L’edge computing, qui consiste à traiter les données au plus près des capteurs qui les génèrent, devient le nouveau cheval de bataille de la filière de l’embarqué. « C’est l’endroit où le signal physique devient data, explique Joël Rubino, directeur de l’activité intelligence artificielle dans l’edge chez STMicroelectronics. Il y 7 milliards humains et 200 milliards de machines, pas toutes connectées, dans le monde. Le débat porte sur les 200 milliards de machines qui produisent d’énormes quantités de données. Il faut se demander s'il est plus pertinent de traiter ces données dans le cloud ou dans l’edge ? Jusqu’ici, on faisait du cloud la seule solution. On peut maintenant le faire dans l’edge, avec un gain de consommation énergétique conséquente. »
Création d'un groupe de travail
D’autres avantages militent en faveur de l’edge computing : la réduction des temps de latence, ou la maîtrise de la sécurité des données. La diminution de la consommation énergétique découle de l’économie de bande passante des réseaux - on n’a pas à transmettre les données aux serveurs sur le cloud - et de la possibilité d’effectuer le traitement sur des processeurs frugaux, comme les microcontrôleurs, alors que les serveurs du cloud tournent sur des processeurs à hautes performances, très énergivores.
« Avec notre solution Edge AI, il devient possible de traiter les données des capteurs à l’intelligence artificielle sur un simple microcontrôleur STM32 de STMicroelectronics, qui ne consomme que quelques milliwatts, affirme Joël Rubino, instigateur de cette solution frugale à travers sa pépite Cartesiam, rachetée en juillet 2021 par STMicroelectronics.
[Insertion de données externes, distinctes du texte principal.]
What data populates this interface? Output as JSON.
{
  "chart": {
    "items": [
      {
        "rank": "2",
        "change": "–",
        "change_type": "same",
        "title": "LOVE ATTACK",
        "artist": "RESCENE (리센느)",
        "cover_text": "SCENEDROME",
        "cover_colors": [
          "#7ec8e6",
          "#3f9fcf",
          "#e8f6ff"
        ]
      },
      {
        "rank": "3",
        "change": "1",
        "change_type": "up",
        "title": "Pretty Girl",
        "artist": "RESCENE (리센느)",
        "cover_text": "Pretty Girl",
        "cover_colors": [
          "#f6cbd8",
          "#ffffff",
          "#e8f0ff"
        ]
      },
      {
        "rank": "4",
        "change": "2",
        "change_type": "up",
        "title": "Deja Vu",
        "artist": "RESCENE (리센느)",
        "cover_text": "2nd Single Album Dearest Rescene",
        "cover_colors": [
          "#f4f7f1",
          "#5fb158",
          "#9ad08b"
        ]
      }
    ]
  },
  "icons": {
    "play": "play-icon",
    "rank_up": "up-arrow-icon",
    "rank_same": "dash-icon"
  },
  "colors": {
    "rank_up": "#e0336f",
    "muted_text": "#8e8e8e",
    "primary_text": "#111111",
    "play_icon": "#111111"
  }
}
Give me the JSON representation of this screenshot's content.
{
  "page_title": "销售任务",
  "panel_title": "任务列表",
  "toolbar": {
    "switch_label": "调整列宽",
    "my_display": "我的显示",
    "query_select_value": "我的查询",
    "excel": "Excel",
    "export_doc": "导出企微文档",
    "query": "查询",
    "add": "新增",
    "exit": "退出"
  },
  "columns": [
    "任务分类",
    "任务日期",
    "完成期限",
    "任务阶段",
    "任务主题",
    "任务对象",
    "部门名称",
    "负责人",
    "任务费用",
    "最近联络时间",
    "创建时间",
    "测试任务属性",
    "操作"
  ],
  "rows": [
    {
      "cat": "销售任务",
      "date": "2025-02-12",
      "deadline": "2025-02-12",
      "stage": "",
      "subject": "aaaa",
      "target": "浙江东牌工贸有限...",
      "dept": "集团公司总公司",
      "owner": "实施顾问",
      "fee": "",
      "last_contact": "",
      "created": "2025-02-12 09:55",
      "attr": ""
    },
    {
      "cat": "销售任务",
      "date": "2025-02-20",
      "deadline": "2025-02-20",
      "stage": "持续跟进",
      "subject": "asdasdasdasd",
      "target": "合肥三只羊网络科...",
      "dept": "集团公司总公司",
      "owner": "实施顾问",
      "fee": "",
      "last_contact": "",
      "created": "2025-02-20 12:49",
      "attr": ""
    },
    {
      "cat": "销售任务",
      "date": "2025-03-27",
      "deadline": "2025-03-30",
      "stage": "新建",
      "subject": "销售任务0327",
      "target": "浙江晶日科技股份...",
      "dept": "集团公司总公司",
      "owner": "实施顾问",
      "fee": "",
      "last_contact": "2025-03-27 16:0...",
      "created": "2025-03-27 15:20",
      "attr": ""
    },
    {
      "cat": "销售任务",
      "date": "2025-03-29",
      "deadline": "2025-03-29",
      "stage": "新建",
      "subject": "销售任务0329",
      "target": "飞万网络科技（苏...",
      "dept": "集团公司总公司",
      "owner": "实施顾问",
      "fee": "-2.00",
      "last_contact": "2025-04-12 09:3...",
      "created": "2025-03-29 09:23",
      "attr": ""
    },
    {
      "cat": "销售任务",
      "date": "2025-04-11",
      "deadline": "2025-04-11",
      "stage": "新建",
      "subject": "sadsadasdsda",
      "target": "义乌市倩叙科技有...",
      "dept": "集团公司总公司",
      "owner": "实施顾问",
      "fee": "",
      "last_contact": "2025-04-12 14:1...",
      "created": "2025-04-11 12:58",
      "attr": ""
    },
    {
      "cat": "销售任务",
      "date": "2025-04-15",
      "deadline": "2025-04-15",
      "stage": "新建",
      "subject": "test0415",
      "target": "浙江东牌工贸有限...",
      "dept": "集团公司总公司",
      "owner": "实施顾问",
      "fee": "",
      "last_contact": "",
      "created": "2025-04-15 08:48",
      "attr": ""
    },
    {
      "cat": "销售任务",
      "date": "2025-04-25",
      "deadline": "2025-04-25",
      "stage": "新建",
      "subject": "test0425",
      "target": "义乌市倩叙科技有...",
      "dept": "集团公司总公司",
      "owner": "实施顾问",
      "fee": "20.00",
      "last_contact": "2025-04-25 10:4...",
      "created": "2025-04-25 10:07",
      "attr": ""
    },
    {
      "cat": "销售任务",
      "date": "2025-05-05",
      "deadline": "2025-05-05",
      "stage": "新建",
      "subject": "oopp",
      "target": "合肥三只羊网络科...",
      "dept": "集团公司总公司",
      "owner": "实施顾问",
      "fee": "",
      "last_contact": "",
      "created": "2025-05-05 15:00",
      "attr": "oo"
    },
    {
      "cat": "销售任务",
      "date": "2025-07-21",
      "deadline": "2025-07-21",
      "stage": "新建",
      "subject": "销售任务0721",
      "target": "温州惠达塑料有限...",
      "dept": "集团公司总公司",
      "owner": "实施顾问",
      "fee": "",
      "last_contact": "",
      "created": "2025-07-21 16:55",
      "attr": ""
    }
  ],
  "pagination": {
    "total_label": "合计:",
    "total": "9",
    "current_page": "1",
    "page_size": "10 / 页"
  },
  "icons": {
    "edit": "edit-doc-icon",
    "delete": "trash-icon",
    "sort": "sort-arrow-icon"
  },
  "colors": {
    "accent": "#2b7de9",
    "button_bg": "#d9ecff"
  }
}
Nous proposons maintenant une pile matériel-logiciel cohérente en partant du substrat FD-SOI, jusqu’au logiciel d’implémentation de l’intelligence artificielle dans le microcontrôleur, pour rendre l’embarqué plus sobre et plus propre. »
Signe des enjeux de l’edge computing, Embedded France, l’association des acteurs de l’embarqué en France - présidée par Cédric Demeure -, a créé avec le pôle de compétitivité Systematic, un groupe de travail commun sur le sujet. Ce dernier est piloté par Eliane Fourgeau, directrice générale de Quantyss, et Frédéric Desbiens, gestionnaire de programme IoT et edge computing à la fondation Eclipse, dédiée au développement d’un environnement de production de logiciels libres.